GeoJSON doesn't encode the fact that the boundary points are common between adjacent polygons. When you simplify those polygons, each one is handled separately, and you end up with "slivers" where the boundaries are misaligned:
https://www.bing.com/images/search?q=map+slivers+betwen+poly...
TopoJSON solves this by encoding each such boundary only once. So when you simplify the polygons, they are all done together, and the same simplification applies to adjacent polygons. No more slivers!
The dangerous part is that some tools fully assume this and will completely screw with calculations if you’re assuming a flatland CRS. So you’ve got to be careful in checking and setting those parameters.
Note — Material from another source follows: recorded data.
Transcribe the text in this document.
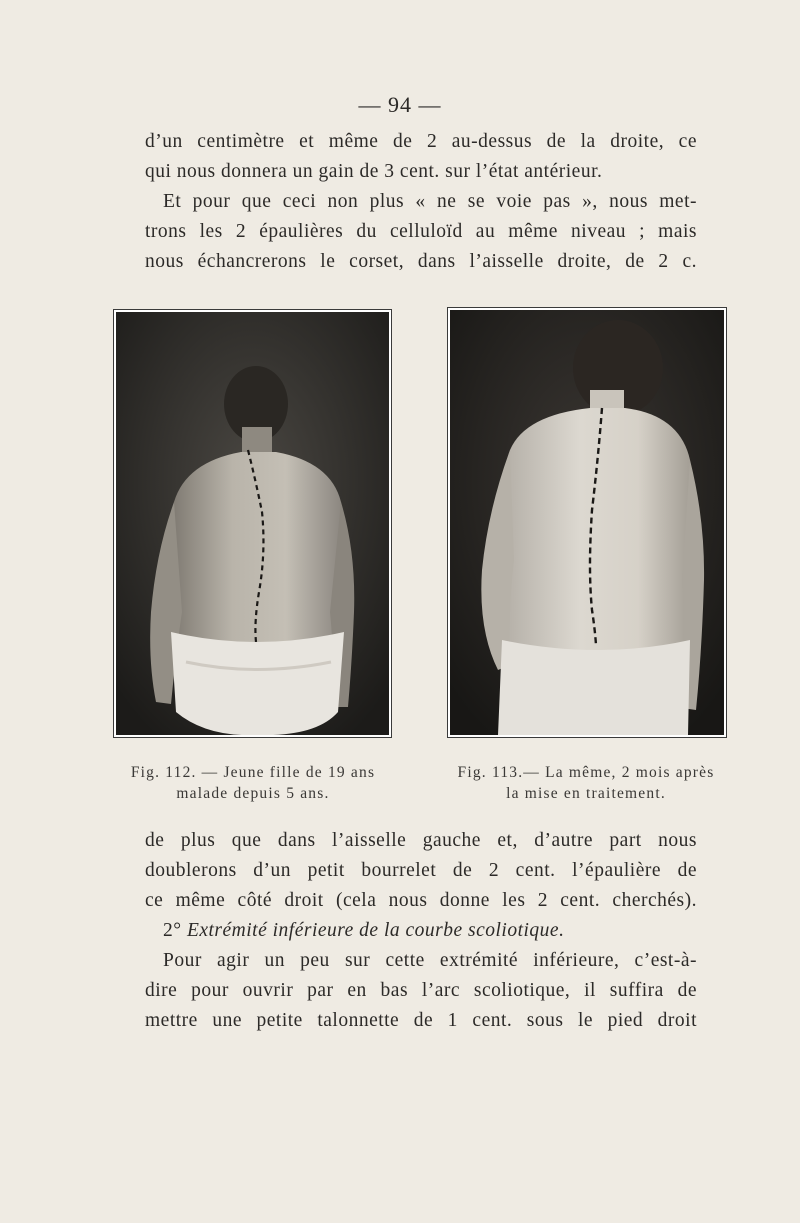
— 94 —
d’un centimètre et même de 2 au-dessus de la droite, ce
qui nous donnera un gain de 3 cent. sur l’état antérieur.
Et pour que ceci non plus « ne se voie pas », nous met-
trons les 2 épaulières du celluloïd au même niveau ; mais
nous échancrerons le corset, dans l’aisselle droite, de 2 c.
Fig. 112. — Jeune fille de 19 ans
malade depuis 5 ans.
Fig. 113.— La même, 2 mois après
la mise en traitement.
de plus que dans l’aisselle gauche et, d’autre part nous
doublerons d’un petit bourrelet de 2 cent. l’épaulière de
ce même côté droit (cela nous donne les 2 cent. cherchés).
2° Extrémité inférieure de la courbe scoliotique.
Pour agir un peu sur cette extrémité inférieure, c’est-à-
dire pour ouvrir par en bas l’arc scoliotique, il suffira de
mettre une petite talonnette de 1 cent. sous le pied droit
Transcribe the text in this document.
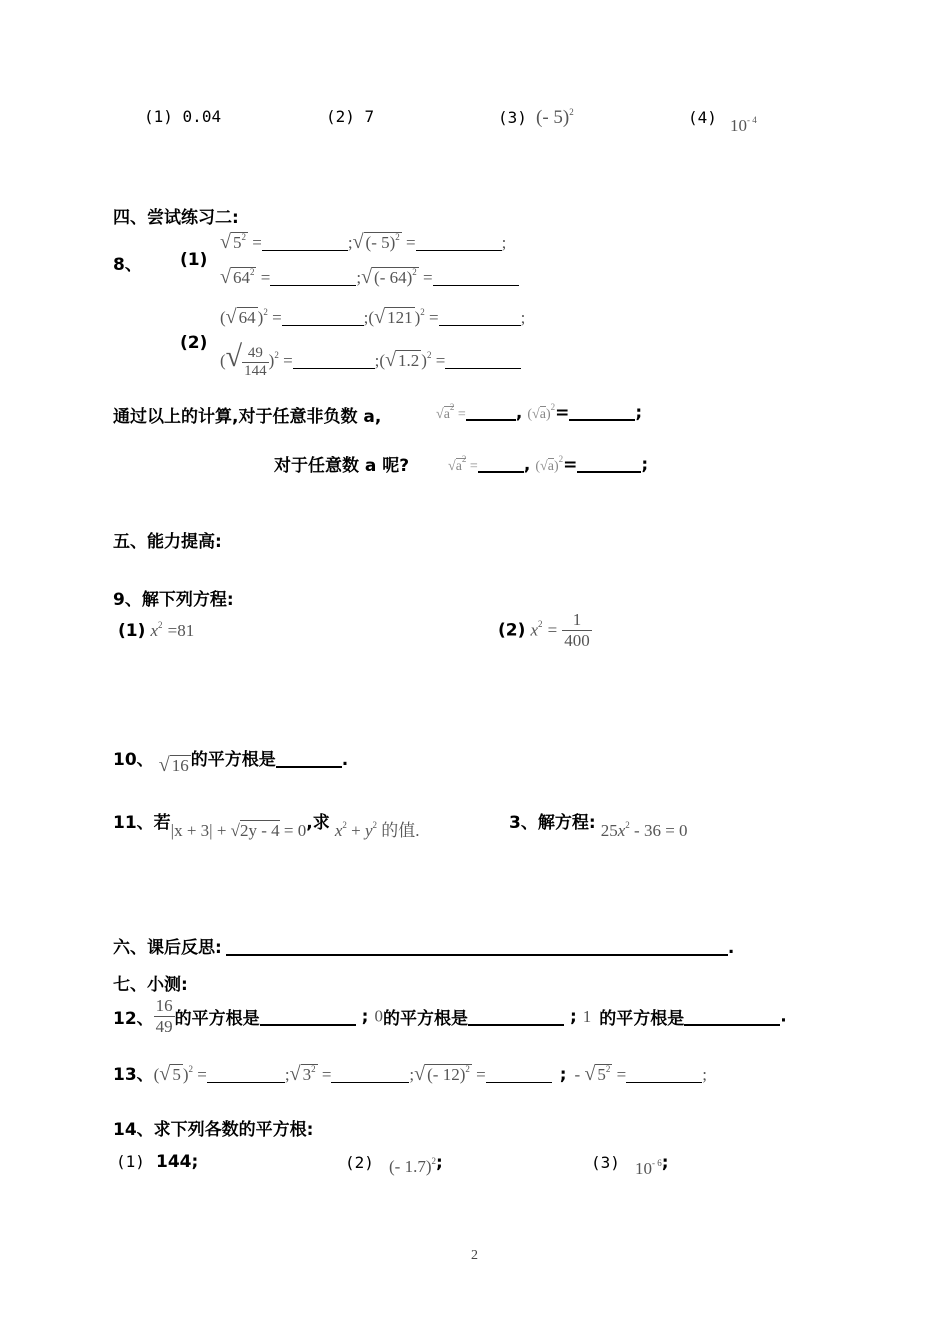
(1) 0.04	(2) 7	(3) (- 5)$^2$	(4) $10^{- 4}$
四、尝试练习二:
8、 (1)
√ $5^2$ =	;√ (- 5)$^2$ =	;
√ $64^2$ =	;√ (- 64)$^2$ =
(√ 64 )$^2$ =	;(√ 121 )$^2$ =	;
(2)
(√ $\frac{49}{144} )^2$ =	;(√ 1.2 )$^2$ =
通过以上的计算,对于任意非负数 a,	$√a^2$ =	, $(√a)^2=$	;
对于任意数 a 呢?	$√a^2$ =	, $(√a)^2=$	;
五、能力提高:
9、解下列方程:
(1) $x^2 =81$	(2) $x^2 = \frac{1}{400}$
10、 √ 16 的平方根是	.
11、若|x + 3| + √2y - 4 = 0,求 $x^2 + y^2$ 的值.	3、解方程: $25x^2 - 36 = 0$
六、课后反思:	.
七、小测:
12、 $\frac{16}{49}$ 的平方根是	; 0的平方根是	; 1 的平方根是	.
13、(√ 5 )$^2$ =	;√ $3^2$ =	;√ (- 12)$^2$ =	; - √ $5^2$ =	;
14、求下列各数的平方根:
(1) 144;	(2) (- 1.7)$^2$;	(3) $10^{- 6}$;
2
One nice thing is that the structure of GeoJSON works incredibly well in typescript. It has discriminated unions built in so you can walk entire geodatasets in a pretty comfortable way.
But thankfully there is also the SQLite backed GeoPackage, which is not only more flexible but also much smaller. It takes some extra steps to get testing teams working due to it’s binary nature, but other than that it is the best format in geospatial data analysis.
Long live SQLite!
[0] https://github.com/OpenDataDE/State-zip-code-GeoJSON/blob/ma... although you can generate newer versions from the last census.
GeoPackages also allow to set a proper CRS, which is not as easy in GeoJSON IIRC.
Getting your CRSes wrong is fun...
If you have a non-insignificant amount of data points to track this is going to eat just a ton of memory while also being pretty slow to encode/decode.
Imagine, for example, if we encoded this as a binary. First 2 bytes for the feature type, second 2 bytes for the geometry type, 3 bytes for a fixed point x, 3 bytes for a fixed point y, and you could optionally provide the properties as a json blob in a trailing string. That's 10 bytes for all the coordinate stuff. Less bytes than what currently stores the `"type": "Feature"` string.
QuPath[1], a tool for digital pathology whole slide image analysis, can export annotations in GeoJSON format (and import too I suppose).[2] This makes it really very easy to make annotations transportable between tooling.
[2] https://github.com/qupath/qupath-docs/blob/main/docs/advance...
A few weeks ago I (vibe)coded mxmap.be and if not for the ubiquity of geojson, it would have taken me significantly more effort.
geojson.io is a great editor/viewer by Mapbox. Also https://kepler.gl/demo is great for additional filtering, visualizations like heatmaps, arcs etc.
A extension to GeoJSON that works with JSONL-like semantics would be great for huge files, but this could also be solved by tiling.
You can save a lot of RAM by using an array of interleaved coordinates. For an additional bonus, you can also compress rings by storing the ring offsets inside a larger array.
All that said, GeoJSON was a great change of pace, I enjoyed using it. While I'm no professional and have no idea what the professional needs are, it was very good for my hobbyist needs.